78. It's given cache is physically addressed. So, address translation is needed for all memory accesses. (I assume page table lookup happens after TLB is missed, and main memory lookup after cache is missed)
Average access time = Average address translation time + Average memory access time
= 1ns
(TLB is accessed for all accesses)
+ 2*10*0.04
(2 page tables accessed from main memory in case of TLB miss)
+ Average memory access time
= 1.8ns + Cache access time + Average main memory access time
= 1.8ns + 1 * 0.9 (90% cache hit)
+ 0.1 * (10+1) (main memory is accessed for cache misses only)
= 1.8ns + 0.9 + 1.1
= 3.8ns
We assumed that page table is in main memory and not cached. This is given in question also, though they do not explicitly say that page tables are not cached. But in practice this is common as given here.
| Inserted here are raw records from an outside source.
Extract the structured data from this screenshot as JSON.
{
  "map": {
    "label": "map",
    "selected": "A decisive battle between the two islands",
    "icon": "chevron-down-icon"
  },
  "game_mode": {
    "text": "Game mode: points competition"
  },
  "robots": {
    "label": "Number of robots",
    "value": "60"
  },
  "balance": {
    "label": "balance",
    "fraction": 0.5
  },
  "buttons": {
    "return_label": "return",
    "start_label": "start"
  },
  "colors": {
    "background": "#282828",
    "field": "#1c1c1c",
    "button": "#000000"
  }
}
So, in such a system,
Average address translation time
= 1ns (TLB is accessed for all accesses)
+ 2*0.04 * [0.9 * 1 + 0.1 * 10]
(2 page tables accessed in case of TLB miss and they go through cache)
$= 1 \ ns + 1.9 \times .08$
$= 1.152 \ ns $
and average memory access time $= 1.152 \ ns + 2 \ ns = 3.152 \ ns$
If the same thing is repeated now probably you would get marks for both. 2003 is a long way back -- then page table caching never existed as given in the SE answers. Since it exists now, IIT profs will make this clear in question itself.